第180回研究会報告

「メタマテリアルからみた光と磁気」

日時:2011年10月21日(金) 10:30 – 16:30
場所:中央大学駿河台記念館
参加者:48名

波長よりも十分小さな構成要素からなるマクロな人工物質・材料は「メタマテリアル」と呼ばれる。メタマテリアルを用いると、波の振る舞いを自然界には無い方法で制御できる。例えば、電磁波に対する電磁メタマテリアルでは、マイクロ波領域で負の屈折率や隠れ蓑などが実現され、近年注目を集めている。本研究会では、メタマテリアルでの光や磁気について最前線で研究されている方々に講演をしていただき、議論を行うことで、メタマテリアルが持つ可能性について考えた。当日は非会員17名、学生6名を含む合計48名の参加者を集め、活発な議論が行われた。以下に各講師の方々の講演の概要を記す。

講演内容:

  1. 「非相反右手/左手系複合メタマテリアル」
    上田哲也(京都工繊大)

    非相反移相メタマテリアルについて解説があった。この人工構造体は、順方向伝搬において正屈折率を示すのに対して、逆方向伝搬に対しては負屈折率を示す特徴がある。等価回路モデルを用いた構成方法が明示され、興味深い非相反波動現象の物理的意味について論じられた。

  2. 「時間・空間反転対称性の破れたメタマテリアルの物理」
    澤田桂(理研)

    光と磁気との関わりを糸口として、メタマテリアル中の光の状態について議論された。特に、時間反転対称性と空間反転対称性の一方もしくは両方の破れた系に着目し、対称性の破れと光学応答の関係が考察された。
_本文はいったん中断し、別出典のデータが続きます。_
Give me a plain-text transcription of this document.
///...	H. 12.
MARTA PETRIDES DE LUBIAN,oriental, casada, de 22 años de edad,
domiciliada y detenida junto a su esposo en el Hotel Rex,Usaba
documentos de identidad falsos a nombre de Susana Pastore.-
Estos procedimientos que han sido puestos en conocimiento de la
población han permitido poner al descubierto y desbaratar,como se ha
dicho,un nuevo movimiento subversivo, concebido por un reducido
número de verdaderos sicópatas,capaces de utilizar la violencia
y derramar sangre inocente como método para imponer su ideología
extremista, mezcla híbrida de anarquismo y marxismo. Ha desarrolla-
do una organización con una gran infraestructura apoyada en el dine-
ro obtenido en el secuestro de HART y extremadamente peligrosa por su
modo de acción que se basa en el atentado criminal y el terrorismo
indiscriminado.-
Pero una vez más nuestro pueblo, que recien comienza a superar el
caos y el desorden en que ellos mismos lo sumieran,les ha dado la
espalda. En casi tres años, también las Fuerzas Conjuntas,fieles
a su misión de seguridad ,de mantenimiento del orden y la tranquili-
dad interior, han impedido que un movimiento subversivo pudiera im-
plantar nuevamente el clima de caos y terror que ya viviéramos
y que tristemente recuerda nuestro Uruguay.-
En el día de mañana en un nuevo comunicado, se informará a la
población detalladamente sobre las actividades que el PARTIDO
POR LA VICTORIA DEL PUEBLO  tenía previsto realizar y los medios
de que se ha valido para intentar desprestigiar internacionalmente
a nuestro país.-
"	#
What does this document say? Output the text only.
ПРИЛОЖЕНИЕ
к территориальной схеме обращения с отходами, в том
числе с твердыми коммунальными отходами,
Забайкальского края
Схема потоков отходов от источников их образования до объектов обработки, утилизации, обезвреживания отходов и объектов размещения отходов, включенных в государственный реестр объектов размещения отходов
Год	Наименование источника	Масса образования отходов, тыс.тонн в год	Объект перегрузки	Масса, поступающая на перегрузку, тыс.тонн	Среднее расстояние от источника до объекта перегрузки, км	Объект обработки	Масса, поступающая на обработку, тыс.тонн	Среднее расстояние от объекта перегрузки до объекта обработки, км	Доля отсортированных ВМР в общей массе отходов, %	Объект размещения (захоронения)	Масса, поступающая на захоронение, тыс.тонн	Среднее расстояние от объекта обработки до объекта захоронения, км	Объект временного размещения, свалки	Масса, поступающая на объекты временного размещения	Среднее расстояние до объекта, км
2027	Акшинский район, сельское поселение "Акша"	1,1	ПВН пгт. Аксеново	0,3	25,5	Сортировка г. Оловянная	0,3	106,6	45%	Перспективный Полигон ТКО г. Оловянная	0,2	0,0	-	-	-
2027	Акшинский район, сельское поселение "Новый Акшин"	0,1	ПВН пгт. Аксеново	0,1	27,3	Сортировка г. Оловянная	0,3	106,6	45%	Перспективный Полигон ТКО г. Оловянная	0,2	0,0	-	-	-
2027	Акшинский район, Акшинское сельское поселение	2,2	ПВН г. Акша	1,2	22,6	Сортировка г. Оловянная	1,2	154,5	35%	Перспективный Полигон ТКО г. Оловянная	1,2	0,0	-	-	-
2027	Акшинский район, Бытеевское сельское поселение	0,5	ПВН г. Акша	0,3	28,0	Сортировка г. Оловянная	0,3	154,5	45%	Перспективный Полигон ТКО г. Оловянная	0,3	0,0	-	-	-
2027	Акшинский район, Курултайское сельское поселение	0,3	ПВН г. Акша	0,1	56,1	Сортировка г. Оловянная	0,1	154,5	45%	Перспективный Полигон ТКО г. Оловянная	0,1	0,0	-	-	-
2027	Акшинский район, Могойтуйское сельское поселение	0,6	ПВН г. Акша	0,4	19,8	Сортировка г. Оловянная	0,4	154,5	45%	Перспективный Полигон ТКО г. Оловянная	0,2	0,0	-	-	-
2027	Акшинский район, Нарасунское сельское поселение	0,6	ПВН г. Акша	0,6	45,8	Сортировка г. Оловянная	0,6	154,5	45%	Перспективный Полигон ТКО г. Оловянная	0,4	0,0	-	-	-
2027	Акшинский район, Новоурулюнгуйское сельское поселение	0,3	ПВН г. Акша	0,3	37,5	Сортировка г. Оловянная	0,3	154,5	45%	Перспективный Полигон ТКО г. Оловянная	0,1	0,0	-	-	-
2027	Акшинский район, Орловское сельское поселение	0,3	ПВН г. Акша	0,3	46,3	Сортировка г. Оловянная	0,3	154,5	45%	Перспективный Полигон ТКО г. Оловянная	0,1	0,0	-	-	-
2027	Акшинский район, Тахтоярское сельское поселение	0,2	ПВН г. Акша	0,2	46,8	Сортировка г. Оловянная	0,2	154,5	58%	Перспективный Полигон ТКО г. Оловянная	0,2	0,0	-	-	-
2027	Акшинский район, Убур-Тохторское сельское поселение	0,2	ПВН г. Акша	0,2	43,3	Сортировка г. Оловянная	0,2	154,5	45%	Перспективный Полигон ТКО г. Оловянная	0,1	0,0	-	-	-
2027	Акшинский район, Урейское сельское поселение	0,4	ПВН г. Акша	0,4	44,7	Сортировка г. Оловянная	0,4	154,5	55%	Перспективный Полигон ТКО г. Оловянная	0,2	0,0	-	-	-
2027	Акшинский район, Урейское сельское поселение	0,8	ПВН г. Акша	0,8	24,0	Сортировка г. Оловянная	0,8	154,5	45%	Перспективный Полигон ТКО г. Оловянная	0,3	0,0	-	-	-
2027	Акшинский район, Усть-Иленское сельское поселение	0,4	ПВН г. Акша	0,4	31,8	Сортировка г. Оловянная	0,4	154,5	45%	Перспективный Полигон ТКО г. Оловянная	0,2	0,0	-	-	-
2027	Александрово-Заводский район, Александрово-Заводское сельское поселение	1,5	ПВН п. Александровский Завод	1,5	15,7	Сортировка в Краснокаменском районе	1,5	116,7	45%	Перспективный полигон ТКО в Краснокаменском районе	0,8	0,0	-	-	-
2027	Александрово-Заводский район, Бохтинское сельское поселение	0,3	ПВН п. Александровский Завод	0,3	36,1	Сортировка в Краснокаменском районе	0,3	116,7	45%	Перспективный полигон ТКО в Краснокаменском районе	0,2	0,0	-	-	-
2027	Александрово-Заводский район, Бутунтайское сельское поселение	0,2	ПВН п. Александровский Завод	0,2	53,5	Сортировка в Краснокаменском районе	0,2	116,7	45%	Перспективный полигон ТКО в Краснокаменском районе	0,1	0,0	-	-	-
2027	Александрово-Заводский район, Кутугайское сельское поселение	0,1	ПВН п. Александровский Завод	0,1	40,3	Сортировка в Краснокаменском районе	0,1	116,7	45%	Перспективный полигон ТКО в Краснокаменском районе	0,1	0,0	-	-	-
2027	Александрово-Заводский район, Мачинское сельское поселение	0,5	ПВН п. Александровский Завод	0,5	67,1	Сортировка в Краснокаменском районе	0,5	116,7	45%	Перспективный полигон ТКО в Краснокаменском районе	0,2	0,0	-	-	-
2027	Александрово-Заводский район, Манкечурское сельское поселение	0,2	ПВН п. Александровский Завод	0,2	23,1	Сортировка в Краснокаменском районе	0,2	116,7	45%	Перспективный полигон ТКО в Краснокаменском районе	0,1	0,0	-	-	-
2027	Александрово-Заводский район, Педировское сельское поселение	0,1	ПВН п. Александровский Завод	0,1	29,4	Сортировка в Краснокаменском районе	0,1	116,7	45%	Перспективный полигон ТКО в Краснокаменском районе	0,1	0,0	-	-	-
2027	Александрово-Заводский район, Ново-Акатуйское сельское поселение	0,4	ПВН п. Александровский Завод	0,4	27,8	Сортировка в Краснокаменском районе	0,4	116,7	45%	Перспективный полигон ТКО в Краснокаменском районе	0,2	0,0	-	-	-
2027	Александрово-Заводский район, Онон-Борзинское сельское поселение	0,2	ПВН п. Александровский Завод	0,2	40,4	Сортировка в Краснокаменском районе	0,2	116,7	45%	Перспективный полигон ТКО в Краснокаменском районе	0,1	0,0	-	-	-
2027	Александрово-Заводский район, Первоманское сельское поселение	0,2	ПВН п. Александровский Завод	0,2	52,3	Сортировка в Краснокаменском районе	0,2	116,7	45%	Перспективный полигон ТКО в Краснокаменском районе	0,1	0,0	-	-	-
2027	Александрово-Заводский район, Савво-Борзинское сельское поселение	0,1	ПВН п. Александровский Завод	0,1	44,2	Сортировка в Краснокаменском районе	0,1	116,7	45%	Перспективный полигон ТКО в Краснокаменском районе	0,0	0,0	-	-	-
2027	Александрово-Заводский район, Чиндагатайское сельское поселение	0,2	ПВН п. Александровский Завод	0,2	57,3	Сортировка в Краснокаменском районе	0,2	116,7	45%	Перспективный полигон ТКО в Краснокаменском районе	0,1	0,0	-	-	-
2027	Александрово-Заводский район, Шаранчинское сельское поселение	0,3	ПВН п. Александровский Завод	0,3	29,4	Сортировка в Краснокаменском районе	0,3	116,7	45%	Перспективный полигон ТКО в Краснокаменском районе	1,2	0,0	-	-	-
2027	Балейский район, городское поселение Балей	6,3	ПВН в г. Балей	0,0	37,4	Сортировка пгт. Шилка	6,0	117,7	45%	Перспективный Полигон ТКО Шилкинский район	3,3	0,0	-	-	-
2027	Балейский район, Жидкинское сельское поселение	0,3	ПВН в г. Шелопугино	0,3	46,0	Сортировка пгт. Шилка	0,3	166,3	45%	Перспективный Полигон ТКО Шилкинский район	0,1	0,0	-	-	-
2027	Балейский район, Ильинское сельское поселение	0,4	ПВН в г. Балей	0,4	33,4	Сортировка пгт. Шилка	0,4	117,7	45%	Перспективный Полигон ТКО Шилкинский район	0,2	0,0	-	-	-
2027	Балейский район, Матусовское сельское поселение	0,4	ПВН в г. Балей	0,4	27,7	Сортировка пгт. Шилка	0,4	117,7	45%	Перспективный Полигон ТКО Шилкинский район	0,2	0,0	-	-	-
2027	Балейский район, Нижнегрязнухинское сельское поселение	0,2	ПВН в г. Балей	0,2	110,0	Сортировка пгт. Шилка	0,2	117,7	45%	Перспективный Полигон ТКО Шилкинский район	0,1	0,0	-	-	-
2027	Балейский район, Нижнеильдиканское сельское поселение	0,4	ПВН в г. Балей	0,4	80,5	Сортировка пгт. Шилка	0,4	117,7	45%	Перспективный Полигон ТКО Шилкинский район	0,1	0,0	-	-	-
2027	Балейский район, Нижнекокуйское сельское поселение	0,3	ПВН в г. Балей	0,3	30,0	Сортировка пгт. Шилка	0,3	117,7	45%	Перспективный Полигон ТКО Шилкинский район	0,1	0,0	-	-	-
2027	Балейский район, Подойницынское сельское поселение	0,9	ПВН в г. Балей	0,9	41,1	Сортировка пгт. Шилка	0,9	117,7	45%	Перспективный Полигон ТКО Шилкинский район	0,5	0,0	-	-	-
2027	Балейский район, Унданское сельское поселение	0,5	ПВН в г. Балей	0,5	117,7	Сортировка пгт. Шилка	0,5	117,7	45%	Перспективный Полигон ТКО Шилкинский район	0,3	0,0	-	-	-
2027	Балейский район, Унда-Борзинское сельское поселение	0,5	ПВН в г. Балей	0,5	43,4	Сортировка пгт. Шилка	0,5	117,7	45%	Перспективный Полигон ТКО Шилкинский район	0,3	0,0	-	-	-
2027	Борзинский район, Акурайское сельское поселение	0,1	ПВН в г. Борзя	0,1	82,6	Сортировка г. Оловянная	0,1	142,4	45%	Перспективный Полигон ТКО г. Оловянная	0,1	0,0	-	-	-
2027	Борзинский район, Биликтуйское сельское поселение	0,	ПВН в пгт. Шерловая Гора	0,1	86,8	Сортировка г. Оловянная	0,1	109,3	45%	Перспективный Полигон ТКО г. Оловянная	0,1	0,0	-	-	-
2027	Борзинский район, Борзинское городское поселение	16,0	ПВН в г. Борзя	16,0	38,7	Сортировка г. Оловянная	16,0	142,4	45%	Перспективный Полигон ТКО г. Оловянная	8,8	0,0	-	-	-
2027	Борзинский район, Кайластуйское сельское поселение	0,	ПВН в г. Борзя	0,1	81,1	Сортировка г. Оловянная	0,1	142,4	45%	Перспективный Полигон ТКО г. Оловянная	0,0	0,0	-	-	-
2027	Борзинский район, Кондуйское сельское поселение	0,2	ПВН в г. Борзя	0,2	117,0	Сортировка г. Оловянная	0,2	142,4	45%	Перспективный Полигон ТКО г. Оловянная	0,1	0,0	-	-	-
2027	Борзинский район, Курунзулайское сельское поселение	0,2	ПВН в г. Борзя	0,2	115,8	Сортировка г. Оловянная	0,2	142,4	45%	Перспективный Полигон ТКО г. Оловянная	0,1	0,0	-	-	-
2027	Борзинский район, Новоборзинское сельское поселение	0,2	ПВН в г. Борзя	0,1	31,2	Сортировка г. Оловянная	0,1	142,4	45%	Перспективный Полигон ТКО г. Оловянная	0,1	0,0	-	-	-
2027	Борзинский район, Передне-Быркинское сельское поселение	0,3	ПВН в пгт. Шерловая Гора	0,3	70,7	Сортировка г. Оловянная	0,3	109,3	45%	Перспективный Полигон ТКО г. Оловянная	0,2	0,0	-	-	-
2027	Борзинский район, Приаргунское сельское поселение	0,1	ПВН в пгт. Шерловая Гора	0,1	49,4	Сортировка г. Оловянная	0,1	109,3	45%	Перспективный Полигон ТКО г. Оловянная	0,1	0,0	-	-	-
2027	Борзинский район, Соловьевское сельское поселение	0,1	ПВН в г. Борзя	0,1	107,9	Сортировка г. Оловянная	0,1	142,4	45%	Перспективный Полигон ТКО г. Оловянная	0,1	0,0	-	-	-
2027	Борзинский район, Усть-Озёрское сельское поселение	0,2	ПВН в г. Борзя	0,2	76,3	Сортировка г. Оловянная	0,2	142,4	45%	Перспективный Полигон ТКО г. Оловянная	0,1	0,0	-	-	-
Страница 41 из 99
  3. 「磁性ナノ粒子系におけるスピン波の制御とギルバート減衰定数の変化」
    三俣千春(東北大)

    磁性メタマテリアルにおける透磁率制御の手段として、コンポジット膜中の磁性ナノ粒子の配列とギルバート減衰定数の関係についての研究結果が報告された。双極子磁場の大きさと分布の組み合わせで、共鳴状態における帯磁率の大きさが変化することが紹介された。

  4. 「光波メタマテリアル構成要素としてのプラズモンナノ共振器」
    宮崎英樹(物材機構)

    電場増強、熱放射増強、熱アシスト磁気記録の観点から注目されてきた金属/誘電体/金属構造を持つナノサイズのプラズモン共振器が、大きな磁場増強効果も有しており、光波メタマテリアルの構成要素として有望であることが紹介された。

  5. 「スピントロニクスにおけるモノポール」
    多々良源(首都大)

    スピンポンピングと逆スピンホール効果を組み合わせた現象が微視的に解析され、この現象が、スピン流が電流に変換されているという従来の見方よりは、むしろモノポール生成とアンペール則による電流生成としてきれいに解釈できることが明らかにされた。。

  6. 「テラヘルツメタマテリアル」
    宮丸文章(信州大)

    テラヘルツ波の周波数領域におけるメタマテリアル材料開発の現状が概説されたうえ、特に一般的に用いられているレンズ硝材のようなバルクメタマテリアル材料を目指した、三次元メタマテリアルの研究・開発について紹介があった。

  7. 「共鳴体のネットワークとしてのメタマテリアル」
    田丸博晴(東大)

    メタマテリアルの特異な光学応答の設計論を考えるにあたり、電磁場の共鳴や電子系の共鳴など、共鳴とみなせるものをより積極的に同一視し、それらのネットワークとして考えることが提案された。